Considerando se tratar de um procedimento diverso da consulta presencial, o médico deve informar ao paciente sobre todas as limitações deste tipo de atendimento (como a impossibilidade de realizar o exame físico) e outras limitações que podem ocorrer durante o teleatendimento, como condições apresentadas pelo paciente tornando necessário   que   o procedimento por telemedicina seja complementado por consulta presencial, exames complementares e encaminhamento para outros especialistas e/ou atendimento hospitalar. Todas as normas éticas de publicidade e atendimento médico durante a atenção ao paciente, o adequado registro em prontuário e o devido cuidado relativo ao sigilo médico são mandatórias também nas situações de telemedicina.

Atenciosamente,

Comissão de Ética e Defesa Profissional – SBEM-Nacional (2019-2020)

Dra. Maite Trojaner Saloña Chimeno - Corregedora
Dr. Itairan da Silva Terres - Vice-Corregedor
Dra. Diana Viegas Martins - 1° vogal
Dr. João Modesto Filho - 2° Vogal  
Dr. Luis Henrique Santos Canani - 3° Vogal
Dr. Márcio Weissheimer Lauria - 4° Vogal
Dra. Cristina Bardou Pizarro - 5° Vogal

Lei Nº 13.980

No dia 15 de abril foi sancionada uma Lei sobre o uso da telemedicina, que irá vigorar durante o período de crise, em decorrência do novo Coronavírus (Covide-19). O item que aparece vetado está relacionado ao envio de receituário via Whatsapp.

Conteúdo da Lei

Faço saber que o Congresso Nacional decreta e eu sanciono a seguinte Lei:

Art. 1º Esta Lei autoriza o uso da telemedicina enquanto durar a crise ocasionada pelo coronavírus (SARS-CoV-2).

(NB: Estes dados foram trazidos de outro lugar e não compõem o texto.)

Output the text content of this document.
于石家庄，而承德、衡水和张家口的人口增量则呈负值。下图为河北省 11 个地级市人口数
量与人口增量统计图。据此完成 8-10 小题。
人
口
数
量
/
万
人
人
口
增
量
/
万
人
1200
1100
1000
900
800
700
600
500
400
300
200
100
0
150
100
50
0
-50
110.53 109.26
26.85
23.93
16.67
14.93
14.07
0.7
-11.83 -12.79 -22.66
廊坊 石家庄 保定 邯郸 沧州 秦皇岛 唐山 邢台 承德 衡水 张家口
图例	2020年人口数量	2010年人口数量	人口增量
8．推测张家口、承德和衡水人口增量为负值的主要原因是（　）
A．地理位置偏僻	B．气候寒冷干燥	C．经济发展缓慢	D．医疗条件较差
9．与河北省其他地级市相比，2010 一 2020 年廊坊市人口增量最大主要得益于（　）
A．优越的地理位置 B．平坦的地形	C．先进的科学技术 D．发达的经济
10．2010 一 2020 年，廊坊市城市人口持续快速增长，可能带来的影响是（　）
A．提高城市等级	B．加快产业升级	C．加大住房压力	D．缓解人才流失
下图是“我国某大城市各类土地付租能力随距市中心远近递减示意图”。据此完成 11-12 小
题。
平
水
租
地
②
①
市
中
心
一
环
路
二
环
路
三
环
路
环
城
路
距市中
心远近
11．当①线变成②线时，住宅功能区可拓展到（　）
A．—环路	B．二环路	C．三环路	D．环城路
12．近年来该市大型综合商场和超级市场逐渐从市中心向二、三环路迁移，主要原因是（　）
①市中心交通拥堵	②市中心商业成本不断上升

Art. 2º Durante a crise ocasionada pelo coronavírus (SARS-CoV-2), fica autorizado, em caráter emergencial, o uso da telemedicina.

Parágrafo único. (VETADO).

Art. 3º Entende-se por telemedicina, entre outros, o exercício da medicina mediado por tecnologias para fins de assistência, pesquisa, prevenção de doenças e lesões e promoção de saúde.

Art. 4º O médico deverá informar ao paciente todas as limitações inerentes ao uso da telemedicina, tendo em vista a impossibilidade de realização de exame físico durante a consulta.

Art. 5ºA prestação de serviço de telemedicina seguirá os padrões normativos e éticos usuais do atendimento presencial, inclusive em relação à contraprestação financeira pelo serviço prestado, não cabendo ao poder público custear ou pagar por tais atividades quando não for exclusivamente serviço prestado ao Sistema Único de Saúde (SUS).

Art. 6º (VETADO).

Art. 7º Esta Lei entra em vigor na data de sua publicação.